Oakville Distrikt Station | 184.8m | 58s | Distrikt Development | BDP Quadrangle

There is a petition going around to halt development in mid-town Oakville. Is there a way for us to counter-act it?

I suppose they'd like to see some nice big developments with huge density over in Downtown Oakville instead than.

Let them go cry us a river.
 
Distrikt Developments and the province have come out with their Transit Oriented Community plan that includes this development, 157 Cross Ave., 166 South Service Rd. E., and 590 Argus Rd. (the areas surrounded in red below). Note that this TOC is completely seperate from the Town's Midtown Official Plan Amendment, which will apply to all other developments in the area.
1732029873474.png


Some background information about this, the Town of Oakville has been developing an Official Plan Amendment for the Midtown area for a few years now, but Distrikt Developments wanted to build much denser than what the OPA would allow. In June 2024, the province expressed interest in developing a Transit Oriented Community within the Midtown area in partnership with Distrikt Developments, that won't be subject to the Town's OPA. On November 14, Distrikt and the Province submitted their TOC plan to the town of Oakville, which you can view here: https://www.oakvilletoc.ca/
Infrastructure Ontario has pages for the TOC as well:
https://www.infrastructureontario.c...arch/oakville-toc-transit-oriented-community/
and
https://engageio.ca/en/oakville

The current TOC plan includes 11 buildings, ranging from 46-59 storeys in height for a total of 6920 residential units, 16,463 square meters of Retail/Office/Daycare space, and 7561 square meters of public open space.
Tower1.png


Regarding public engagement for the TOC, there will be a Virtual Engagement Session on December 10th, a survey will go live on December 10th, and there will be an in-person engagement session on December 12th.

On oakvilletoc.ca there are a bunch more documents about the TOC (environmental studies, landscape plans, architectural plans, etc.) near the bottom of the page.
 
Distrikt Developments and the province have come out with their Transit Oriented Community plan that includes this development, 157 Cross Ave., 166 South Service Rd. E., and 590 Argus Rd. (the areas surrounded in red below). Note that this TOC is completely seperate from the Town's Midtown Official Plan Amendment, which will apply to all other developments in the area.
View attachment 613370

Some background information about this, the Town of Oakville has been developing an Official Plan Amendment for the Midtown area for a few years now, but Distrikt Developments wanted to build much denser than what the OPA would allow.
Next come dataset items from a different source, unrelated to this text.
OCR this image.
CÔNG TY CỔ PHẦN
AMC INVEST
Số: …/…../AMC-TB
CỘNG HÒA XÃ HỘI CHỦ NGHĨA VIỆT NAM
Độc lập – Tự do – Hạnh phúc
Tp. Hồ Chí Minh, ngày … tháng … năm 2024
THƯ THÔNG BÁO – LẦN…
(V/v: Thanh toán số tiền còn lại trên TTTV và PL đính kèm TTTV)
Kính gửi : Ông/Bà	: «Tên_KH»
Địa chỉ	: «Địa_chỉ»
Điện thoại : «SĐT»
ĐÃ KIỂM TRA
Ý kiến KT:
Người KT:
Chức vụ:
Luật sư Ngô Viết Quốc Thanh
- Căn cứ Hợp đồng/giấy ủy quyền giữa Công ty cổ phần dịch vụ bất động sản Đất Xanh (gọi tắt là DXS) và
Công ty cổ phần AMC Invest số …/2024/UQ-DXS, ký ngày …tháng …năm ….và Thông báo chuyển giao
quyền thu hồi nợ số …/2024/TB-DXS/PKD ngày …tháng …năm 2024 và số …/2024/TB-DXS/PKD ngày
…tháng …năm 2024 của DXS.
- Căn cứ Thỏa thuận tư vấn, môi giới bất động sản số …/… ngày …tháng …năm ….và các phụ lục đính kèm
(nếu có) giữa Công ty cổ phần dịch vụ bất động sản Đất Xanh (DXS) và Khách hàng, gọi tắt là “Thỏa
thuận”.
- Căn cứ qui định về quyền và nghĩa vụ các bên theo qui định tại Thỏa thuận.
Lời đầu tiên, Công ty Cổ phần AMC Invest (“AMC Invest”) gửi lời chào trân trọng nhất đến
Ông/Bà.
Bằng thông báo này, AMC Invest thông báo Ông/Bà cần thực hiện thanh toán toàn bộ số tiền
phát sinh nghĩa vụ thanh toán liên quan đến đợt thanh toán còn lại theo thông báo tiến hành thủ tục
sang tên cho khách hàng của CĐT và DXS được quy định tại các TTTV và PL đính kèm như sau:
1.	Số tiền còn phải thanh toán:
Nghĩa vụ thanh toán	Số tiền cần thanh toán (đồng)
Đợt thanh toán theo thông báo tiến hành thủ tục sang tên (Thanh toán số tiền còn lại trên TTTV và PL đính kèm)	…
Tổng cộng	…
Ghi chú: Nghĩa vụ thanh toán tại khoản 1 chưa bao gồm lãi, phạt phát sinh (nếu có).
In June 2024, the province expressed interest in developing a Transit Oriented Community within the Midtown area in partnership with Distrikt Developments, that won't be subject to the Town's OPA. On November 14, Distrikt and the Province submitted their TOC plan to the town of Oakville, which you can view here: https://www.oakvilletoc.ca/
Infrastructure Ontario has pages for the TOC as well:
https://www.infrastructureontario.c...arch/oakville-toc-transit-oriented-community/
and
https://engageio.ca/en/oakville

The current TOC plan includes 11 buildings, ranging from 46-59 storeys in height for a total of 6920 residential units, 16,463 square meters of Retail/Office/Daycare space, and 7561 square meters of public open space.
Tower1.png


Regarding public engagement for the TOC, there will be a Virtual Engagement Session on December 10th, a survey will go live on December 10th, and there will be an in-person engagement session on December 12th.
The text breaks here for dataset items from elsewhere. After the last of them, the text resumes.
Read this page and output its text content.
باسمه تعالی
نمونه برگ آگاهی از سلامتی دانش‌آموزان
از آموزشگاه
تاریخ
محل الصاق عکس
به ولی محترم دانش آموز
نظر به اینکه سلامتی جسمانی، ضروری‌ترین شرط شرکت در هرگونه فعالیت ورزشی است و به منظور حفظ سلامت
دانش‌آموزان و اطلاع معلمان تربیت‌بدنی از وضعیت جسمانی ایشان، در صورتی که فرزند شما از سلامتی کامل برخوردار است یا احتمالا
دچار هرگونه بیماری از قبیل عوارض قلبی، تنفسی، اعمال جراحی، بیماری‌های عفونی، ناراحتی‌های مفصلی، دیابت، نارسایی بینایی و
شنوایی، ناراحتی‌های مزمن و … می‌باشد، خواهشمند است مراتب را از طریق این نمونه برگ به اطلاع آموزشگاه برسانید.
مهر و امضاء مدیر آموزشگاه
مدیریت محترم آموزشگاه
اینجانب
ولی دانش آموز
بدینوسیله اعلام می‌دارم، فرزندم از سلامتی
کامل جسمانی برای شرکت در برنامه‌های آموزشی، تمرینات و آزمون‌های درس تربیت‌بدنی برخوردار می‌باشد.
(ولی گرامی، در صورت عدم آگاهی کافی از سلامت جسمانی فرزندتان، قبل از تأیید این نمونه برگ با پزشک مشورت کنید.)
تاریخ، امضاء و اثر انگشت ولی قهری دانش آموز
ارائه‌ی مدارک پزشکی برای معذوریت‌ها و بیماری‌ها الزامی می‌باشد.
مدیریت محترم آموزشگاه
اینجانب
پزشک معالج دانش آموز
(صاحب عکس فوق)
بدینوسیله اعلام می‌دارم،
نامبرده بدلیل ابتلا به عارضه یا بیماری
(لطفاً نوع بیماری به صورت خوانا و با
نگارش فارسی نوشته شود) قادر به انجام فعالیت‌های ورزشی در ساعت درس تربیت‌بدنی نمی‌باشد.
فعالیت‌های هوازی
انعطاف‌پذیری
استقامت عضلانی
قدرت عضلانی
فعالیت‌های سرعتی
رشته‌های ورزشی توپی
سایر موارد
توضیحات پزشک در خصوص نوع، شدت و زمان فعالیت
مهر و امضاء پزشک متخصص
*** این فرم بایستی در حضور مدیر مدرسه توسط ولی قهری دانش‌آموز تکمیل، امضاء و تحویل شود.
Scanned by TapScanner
On oakvilletoc.ca there are a bunch more documents about the TOC (environmental studies, landscape plans, architectural plans, etc.) near the bottom of the page.
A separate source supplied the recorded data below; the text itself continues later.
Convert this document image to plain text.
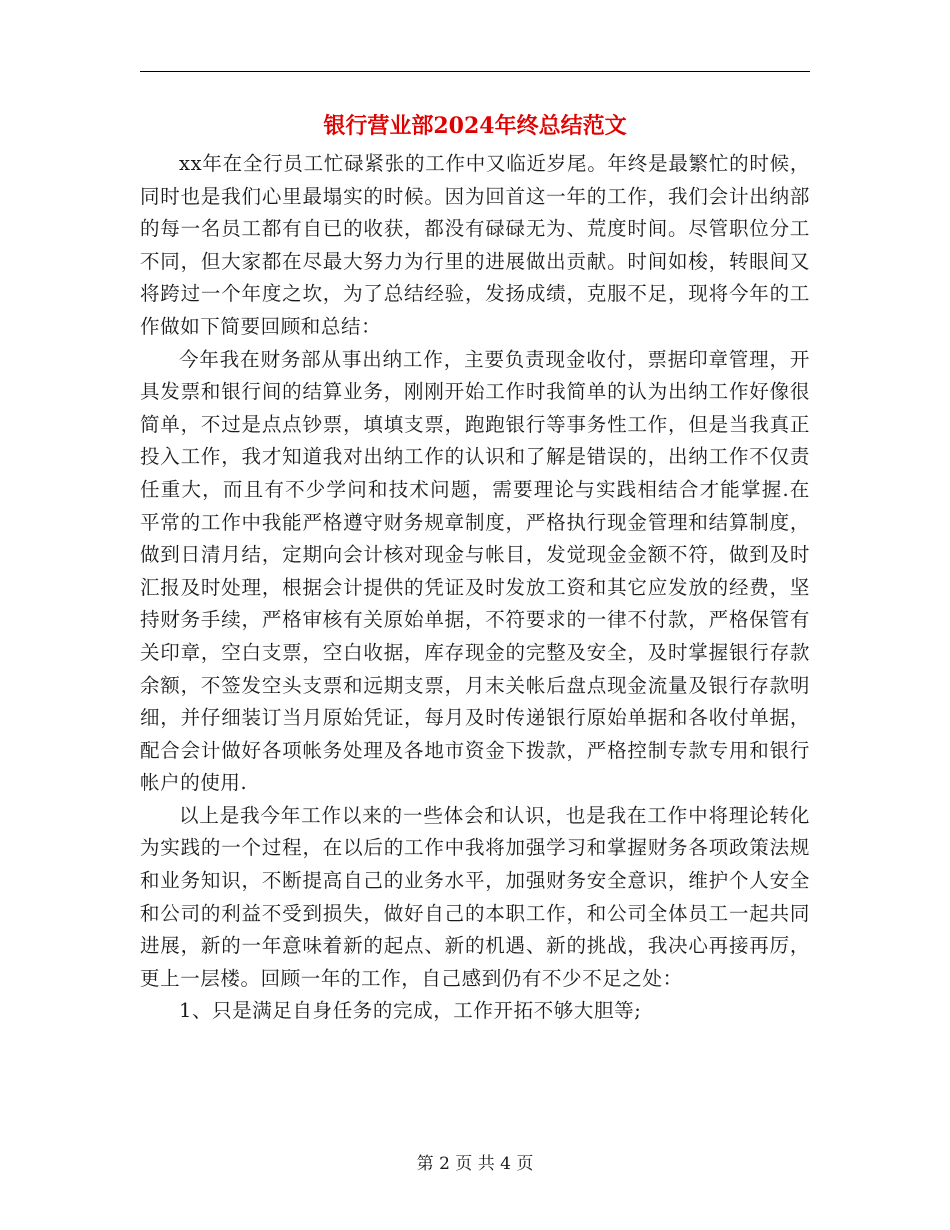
银行营业部2024年终总结范文

xx年在全行员工忙碌紧张的工作中又临近岁尾。年终是最繁忙的时候，同时也是我们心里最塌实的时候。因为回首这一年的工作，我们会计出纳部的每一名员工都有自已的收获，都没有碌碌无为、荒度时间。尽管职位分工不同，但大家都在尽最大努力为行里的进展做出贡献。时间如梭，转眼间又将跨过一个年度之坎，为了总结经验，发扬成绩，克服不足，现将今年的工作做如下简要回顾和总结：

今年我在财务部从事出纳工作，主要负责现金收付，票据印章管理，开具发票和银行间的结算业务，刚刚开始工作时我简单的认为出纳工作好像很简单，不过是点点钞票，填填支票，跑跑银行等事务性工作，但是当我真正投入工作，我才知道我对出纳工作的认识和了解是错误的，出纳工作不仅责任重大，而且有不少学问和技术问题，需要理论与实践相结合才能掌握.在平常的工作中我能严格遵守财务规章制度，严格执行现金管理和结算制度，做到日清月结，定期向会计核对现金与帐目，发觉现金金额不符，做到及时汇报及时处理，根据会计提供的凭证及时发放工资和其它应发放的经费，坚持财务手续，严格审核有关原始单据，不符要求的一律不付款，严格保管有关印章，空白支票，空白收据，库存现金的完整及安全，及时掌握银行存款余额，不签发空头支票和远期支票，月末关帐后盘点现金流量及银行存款明细，并仔细装订当月原始凭证，每月及时传递银行原始单据和各收付单据，配合会计做好各项帐务处理及各地市资金下拨款，严格控制专款专用和银行帐户的使用.

以上是我今年工作以来的一些体会和认识，也是我在工作中将理论转化为实践的一个过程，在以后的工作中我将加强学习和掌握财务各项政策法规和业务知识，不断提高自己的业务水平，加强财务安全意识，维护个人安全和公司的利益不受到损失，做好自己的本职工作，和公司全体员工一起共同进展，新的一年意味着新的起点、新的机遇、新的挑战，我决心再接再厉，更上一层楼。回顾一年的工作，自己感到仍有不少不足之处：

1、只是满足自身任务的完成，工作开拓不够大胆等;

第 2 页 共 4 页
Wowzers. That's a lot of density.
 
Given Oakville's size of around 230,000 residents and still calling itself a "town" I think of someone who wears clothes a few sizes too small but still insists that they look dead sexy.
Many Oakville residents live in their own deluded world thinking that they still live in a "town" to convince themselves that basically no condos should be built there. The level of NIMBY there is on a whole other scale.
 
Many Oakville residents live in their own deluded world thinking that they still live in a "town" to convince themselves that basically no condos should be built there. The level of NIMBY there is on a whole other scale.
As an Oakvillian who has delegated at council regarding midtown and shown up to a consultation for Midtown, I can say that this is 100% true.

For example, many NIMBYs keep pushing for Midtown to be like Copenhagen with Copenhagen-style density, but when council was deciding on 4 as of right town-wide and 4 stories as of right around Sheridan College, guess who didn't want Copenhagen-style density anymore?